The Adam Project is a time travel movie that sends future pilot Adam Reed (Ryan Reynolds) back in time to meet up with his younger self (Walker Scobell). It's a fun setup, and Scobell's killer impression of his older co-star makes it seem like you're really watching the same person at two different ages thanks to the wonder of time travel. But, how does time travel work?

Every movie or show has its own rules. Branching timelines? Multiverses? Back to the Future rules or should we be worried about a character becoming their own grandfather? Time travel tends to be inherently complex.

So, in The Adam Project, director Shawn Levy went to great lengths to make sure the movie's time travel "rules" were really easy to understand.

"I hope you might tell me that this is one of the most elemental and simple time travel movies ever made. I am happy to be the plebe who made a concise, simple-minded time travel movie," Levy tells SYFY WIRE. "Because, you know what? I don't want my movies to be homework. I want them to be emotionally engaging. I know that when I watch a super-dense cerebral time travel movie, if I'm working my ass off just to understand it, I'm not connecting to the characters."

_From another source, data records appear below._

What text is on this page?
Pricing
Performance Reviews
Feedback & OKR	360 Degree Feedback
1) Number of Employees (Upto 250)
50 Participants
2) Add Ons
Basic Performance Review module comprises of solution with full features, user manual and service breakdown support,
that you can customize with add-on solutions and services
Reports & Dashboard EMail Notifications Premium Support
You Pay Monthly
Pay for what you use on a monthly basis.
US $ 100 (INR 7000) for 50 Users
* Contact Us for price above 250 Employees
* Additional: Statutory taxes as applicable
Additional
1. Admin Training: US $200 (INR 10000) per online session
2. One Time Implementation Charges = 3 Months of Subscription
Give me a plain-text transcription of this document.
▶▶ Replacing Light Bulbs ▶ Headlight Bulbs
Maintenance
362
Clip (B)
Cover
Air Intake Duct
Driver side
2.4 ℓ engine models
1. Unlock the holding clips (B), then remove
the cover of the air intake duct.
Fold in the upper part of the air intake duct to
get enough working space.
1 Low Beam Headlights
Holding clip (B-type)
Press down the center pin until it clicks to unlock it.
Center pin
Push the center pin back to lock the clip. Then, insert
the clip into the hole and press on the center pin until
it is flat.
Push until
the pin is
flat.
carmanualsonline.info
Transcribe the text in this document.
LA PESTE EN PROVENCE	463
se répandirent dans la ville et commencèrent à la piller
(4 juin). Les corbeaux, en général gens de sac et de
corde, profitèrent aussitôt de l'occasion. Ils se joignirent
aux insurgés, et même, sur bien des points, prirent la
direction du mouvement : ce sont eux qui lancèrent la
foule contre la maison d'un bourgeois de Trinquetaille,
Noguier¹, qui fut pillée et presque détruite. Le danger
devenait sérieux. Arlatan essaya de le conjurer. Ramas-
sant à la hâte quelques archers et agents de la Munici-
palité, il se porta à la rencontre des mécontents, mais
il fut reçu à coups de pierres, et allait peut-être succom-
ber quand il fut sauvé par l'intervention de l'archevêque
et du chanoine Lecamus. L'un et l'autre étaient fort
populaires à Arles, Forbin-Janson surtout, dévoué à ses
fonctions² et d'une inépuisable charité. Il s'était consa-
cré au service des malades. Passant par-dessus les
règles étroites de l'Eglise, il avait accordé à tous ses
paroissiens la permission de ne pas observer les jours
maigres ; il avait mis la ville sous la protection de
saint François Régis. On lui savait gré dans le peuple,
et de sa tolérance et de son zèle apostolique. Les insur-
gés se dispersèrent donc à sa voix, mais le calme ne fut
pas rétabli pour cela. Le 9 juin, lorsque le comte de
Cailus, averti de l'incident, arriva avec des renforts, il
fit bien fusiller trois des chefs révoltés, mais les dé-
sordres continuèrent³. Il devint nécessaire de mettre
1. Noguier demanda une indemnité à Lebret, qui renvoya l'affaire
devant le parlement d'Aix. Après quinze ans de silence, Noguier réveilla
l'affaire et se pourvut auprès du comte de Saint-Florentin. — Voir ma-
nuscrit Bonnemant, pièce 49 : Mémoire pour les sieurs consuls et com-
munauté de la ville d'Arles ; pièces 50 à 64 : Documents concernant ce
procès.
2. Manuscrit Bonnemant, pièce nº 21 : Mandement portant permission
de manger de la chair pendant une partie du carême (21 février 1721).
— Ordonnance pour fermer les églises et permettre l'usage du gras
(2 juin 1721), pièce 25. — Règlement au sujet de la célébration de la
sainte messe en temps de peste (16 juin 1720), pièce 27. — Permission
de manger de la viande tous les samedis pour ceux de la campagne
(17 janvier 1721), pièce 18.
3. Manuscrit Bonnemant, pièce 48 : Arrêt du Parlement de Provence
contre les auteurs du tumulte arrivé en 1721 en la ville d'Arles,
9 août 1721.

The Adam Project's time travel rules are indeed pretty rudimentary; even at the margins, where they might start to be confusing if you think about them too hard, it doesn't really matter because the movie's vibes carry you through. As Reynolds' Adam explains to his younger self, everybody has a fixed time — "one place in time where you belong on a quantum level" — and when you go back to that time you came from, your memories will reform and reconcile to account for any changes. Basically, if you go back in time and change things, you won't really know because it will have been worked out when you get back to your present.

The sequence where Adam explains time travel also features a line where he criticizes his kid self for suggesting that time travel creates a multiverse, saying he watches "too many movies." Levy says this isn't an explicit dig at Spider-Man: No Way Home or the upcoming Doctor Strange in the Multiverse of Madness, but that he and the other filmmakers were "very aware of the obsession with multiverses and character universes in general. We are definitely championing the viability of original storytelling in the face of a franchise-laden landscape."

The Adam Project is neither a superhero with various multiverses to keep track of, nor is it a Christopher Nolan movie where it can take a minute (or several) to understand the mechanics of time travel. With The Adam Project, Levy's "priority" was "to connect [audiences] with the characters and root for them and invest in them in an emotional way."

Those movies can certainly have emotional stakes to go along with the intellectual ones, and even complex time travel rules, like in the Loki series, for instance, can be effective.

When SYFY WIRE spoke with the cast and creator of Loki, they all more or less admitted that they weren't 100 percent clear on the rules of time travel in the show but they were clear on the ultimate goal, story, and feel of the time-antics. Levy aimed to top that by making his time travel rules explicitly simple so there was no chance they could get in the way.

"I could explain [the time travel rules]. I don't know that I could do it in a sentence, but I'm proud to say that even with my small mind, I can understand the time travel rules in The Adam Project," he jokes.

The Adam Project hits Netflix on Friday.